"""
Data Slicing Examples
===============================

This example demonstrates different ways to slice data in gerg_plotting
"""


#%%
# Load the sample data
# ----------------------------------
from gerg_plotting import data_from_netcdf,ScatterPlot,Variable

data = data_from_netcdf('example_data/sample_glider_data.nc'
                        ,interp_glider=True,bounds_padding=1.5)

# Show the default unsliced data
plotter_data = ScatterPlot(data)
plotter_data.hovmoller('temperature')
plotter_data.show()

#%%
# Time-based slicing
# ----------------------------------
# Get the dates and define time bounds
import numpy as np

dates = data.time.values
start_date = np.datetime64('2024-08-20')
end_date = np.datetime64('2024-08-22')

# Slice the data based on the dates
data_time_sliced = data[(dates >= start_date) & (dates <= end_date)]
plotter_data_time_sliced = ScatterPlot(data_time_sliced)
plotter_data_time_sliced.hovmoller('temperature')
plotter_data_time_sliced.show()

#%%
# Numeric variable slicing
# ----------------------------------
data_temp_sliced = data[(data.temperature.values > 20)]
plotter_data_temp_sliced = ScatterPlot(data_temp_sliced)
plotter_data_temp_sliced.hovmoller('temperature')
plotter_data_temp_sliced.show()

#%%
# Categorical variable slicing
# ----------------------------------
import random

def generate_sample_dataset(n):
    categories = ["small", "medium", "large"]
    weights = [0.01, 0.09, 0.9]  # Very skewed distribution
    return random.choices(categories, weights=weights, k=n)
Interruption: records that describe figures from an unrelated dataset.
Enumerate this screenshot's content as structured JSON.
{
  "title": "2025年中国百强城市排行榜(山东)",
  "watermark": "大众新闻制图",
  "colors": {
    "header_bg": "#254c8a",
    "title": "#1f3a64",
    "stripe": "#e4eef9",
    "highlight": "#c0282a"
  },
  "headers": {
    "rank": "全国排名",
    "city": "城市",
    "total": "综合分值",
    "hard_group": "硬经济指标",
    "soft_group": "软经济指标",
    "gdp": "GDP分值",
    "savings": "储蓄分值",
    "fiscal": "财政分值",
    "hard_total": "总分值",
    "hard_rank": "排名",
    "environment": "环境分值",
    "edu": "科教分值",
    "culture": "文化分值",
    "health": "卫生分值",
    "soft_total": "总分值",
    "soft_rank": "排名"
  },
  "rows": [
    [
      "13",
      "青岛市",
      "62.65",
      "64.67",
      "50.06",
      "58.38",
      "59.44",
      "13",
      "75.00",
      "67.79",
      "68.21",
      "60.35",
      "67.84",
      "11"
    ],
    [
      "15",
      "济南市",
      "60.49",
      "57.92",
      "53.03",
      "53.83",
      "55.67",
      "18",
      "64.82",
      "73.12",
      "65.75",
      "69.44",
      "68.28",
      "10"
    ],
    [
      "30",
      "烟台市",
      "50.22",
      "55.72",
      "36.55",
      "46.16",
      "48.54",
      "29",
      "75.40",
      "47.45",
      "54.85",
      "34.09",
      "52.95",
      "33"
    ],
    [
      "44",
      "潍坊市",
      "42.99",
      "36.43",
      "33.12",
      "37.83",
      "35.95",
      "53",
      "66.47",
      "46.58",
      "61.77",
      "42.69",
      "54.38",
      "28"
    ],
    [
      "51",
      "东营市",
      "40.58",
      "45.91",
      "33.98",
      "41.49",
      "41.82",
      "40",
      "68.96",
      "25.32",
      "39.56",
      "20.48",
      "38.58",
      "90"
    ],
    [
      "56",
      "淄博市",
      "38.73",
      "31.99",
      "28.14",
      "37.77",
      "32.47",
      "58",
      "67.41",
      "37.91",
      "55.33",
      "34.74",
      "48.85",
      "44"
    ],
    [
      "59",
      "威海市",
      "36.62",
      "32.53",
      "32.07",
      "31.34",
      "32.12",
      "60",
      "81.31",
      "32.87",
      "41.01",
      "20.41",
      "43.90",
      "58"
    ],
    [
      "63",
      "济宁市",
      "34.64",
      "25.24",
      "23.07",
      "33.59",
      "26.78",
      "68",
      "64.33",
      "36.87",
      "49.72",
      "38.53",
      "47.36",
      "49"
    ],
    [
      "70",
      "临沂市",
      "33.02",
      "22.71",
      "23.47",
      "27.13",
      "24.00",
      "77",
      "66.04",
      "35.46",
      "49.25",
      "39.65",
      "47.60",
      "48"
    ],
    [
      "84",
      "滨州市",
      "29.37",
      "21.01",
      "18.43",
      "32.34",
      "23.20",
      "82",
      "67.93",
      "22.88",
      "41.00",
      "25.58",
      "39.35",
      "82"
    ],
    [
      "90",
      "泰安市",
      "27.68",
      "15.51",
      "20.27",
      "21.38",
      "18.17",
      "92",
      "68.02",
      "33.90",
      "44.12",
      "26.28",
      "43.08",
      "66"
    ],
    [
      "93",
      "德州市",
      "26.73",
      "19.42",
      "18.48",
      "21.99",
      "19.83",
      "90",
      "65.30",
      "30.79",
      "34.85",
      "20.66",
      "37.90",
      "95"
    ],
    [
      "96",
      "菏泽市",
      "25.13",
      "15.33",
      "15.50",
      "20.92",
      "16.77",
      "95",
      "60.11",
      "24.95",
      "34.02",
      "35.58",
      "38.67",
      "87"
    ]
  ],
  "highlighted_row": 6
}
n = len(data.temperature.values)
sample_data = generate_sample_dataset(n)
example_var = Variable(name="string_var",values=sample_data)
data.add_custom_variable(example_var)

data_string_sliced = data[(data.string_var.values == 'small')]
plotter_data_string_sliced = ScatterPlot(data_string_sliced)
plotter_data_string_sliced.hovmoller('temperature')
plotter_data_string_sliced.show()